Q4. What is the key variable to understand the interplay of glacier melt water and HP?

The temporal distribution of streamflow, or the streamflow regime, is key to understand the interplay of glacier melt water and HP. 

Q5. How much of the world’s electricity is produced by hydropower?

Hydropower represents around 55% of the Swiss electricity production, which in 2015 was 61.6 TWh (Swiss Federal Office for Energy, 2017c). 

Q6. What is the timing of maximum glacier melt volumes in mountainous catchments?

In mountainous catchments, significant shifts in the hydrological regime are expected with increasing streamflow in spring and early summer and declining streamflow in July and August (Horton et al., 2006;Finger et al., 2012;Addor et al., 2014). 

Q7. What is the implication of climate warming for glacier-influenced storage HP?

A third implication of climate warming for glacier-influenced HP is a potential modification of the year-to-year variability of available water. 

Q8. What might affect glacier-influenced storage HP schemes?

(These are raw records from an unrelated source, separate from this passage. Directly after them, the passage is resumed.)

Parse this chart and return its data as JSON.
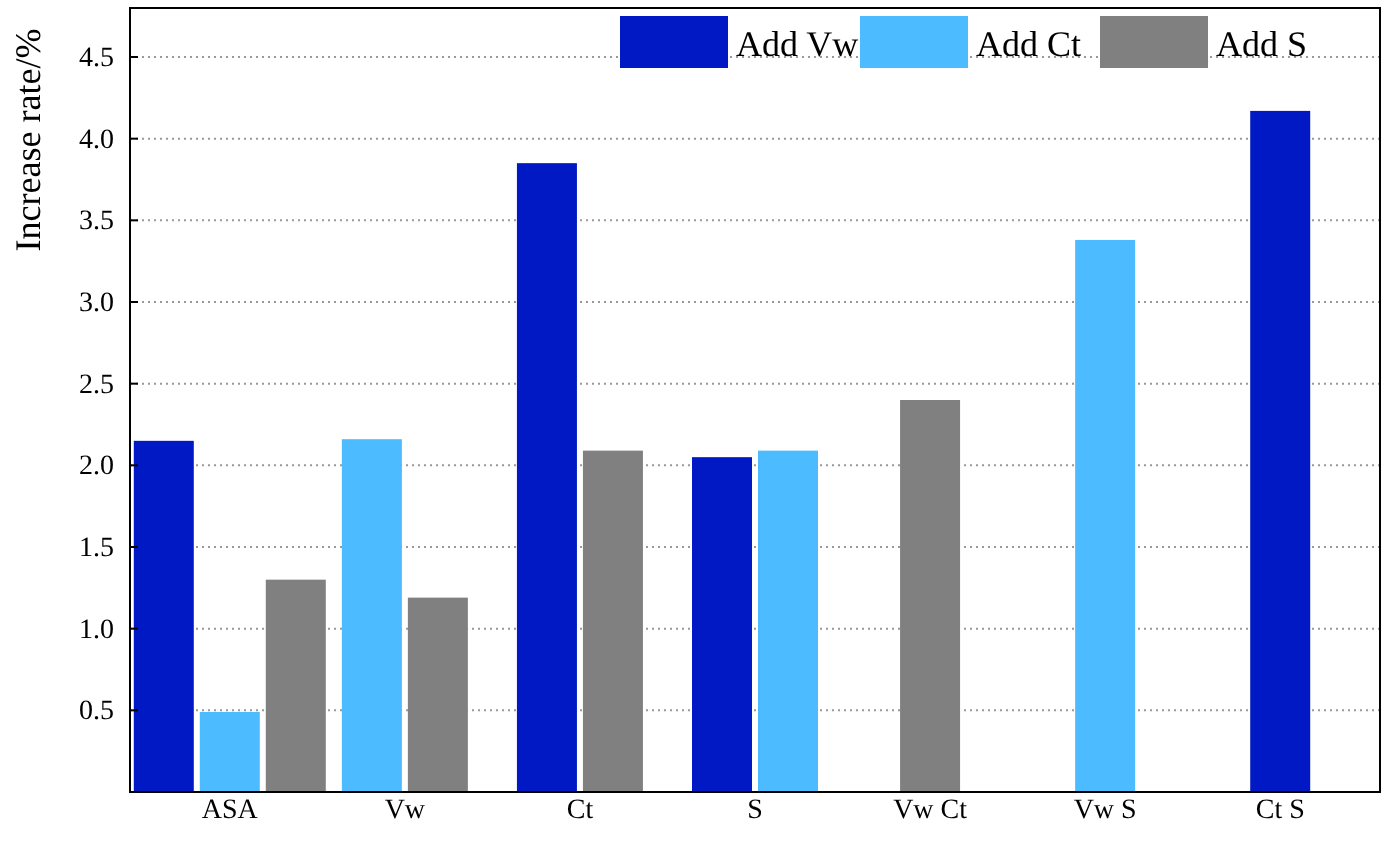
{
  "chart_data": {
    "type": "bar",
    "ylabel": "Increase rate/%",
    "categories": [
      "ASA",
      "Vw",
      "Ct",
      "S",
      "Vw Ct",
      "Vw S",
      "Ct S"
    ],
    "series": [
      {
        "name": "Add Vw",
        "color": "#0019c4",
        "values": [
          2.15,
          null,
          3.85,
          2.05,
          null,
          null,
          4.17
        ]
      },
      {
        "name": "Add Ct",
        "color": "#4dbbff",
        "values": [
          0.49,
          2.16,
          null,
          2.09,
          null,
          3.38,
          null
        ]
      },
      {
        "name": "Add S",
        "color": "#808080",
        "values": [
          1.3,
          1.19,
          2.09,
          null,
          2.4,
          null,
          null
        ]
      }
    ],
    "ylim": [
      0,
      4.8
    ],
    "yticks": [
      0.5,
      {
        "value": 1,
        "label": "1.0"
      },
      1.5,
      {
        "value": 2,
        "label": "2.0"
      },
      2.5,
      {
        "value": 3,
        "label": "3.0"
      },
      3.5,
      {
        "value": 4,
        "label": "4.0"
      },
      4.5
    ],
    "grid": "y",
    "legend": "top right"
  }
}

This might in particular affect glacier-influenced storage HP schemes that usually have a high number of water intakes (e.g. the Grande Dixence scheme has 100 km of tunnels to route the water of 75 water intakes to its main reservoir; (Grande Dixence, 2010). 

Q9. What is the future of glacier mass loss?

For the future, the GloGEM simulations predict that 55% and 79% of the 2010 glacier volume will be lost by 2040-2060 and 2070-2090, respectively (Table S3). 

Q10. How many headwater catchments are used in the Swiss HP schemes?

On average, the water from the 134 headwater catchments is used in 12 HP stages, with 12 headwater catchments that are not part of a larger production network.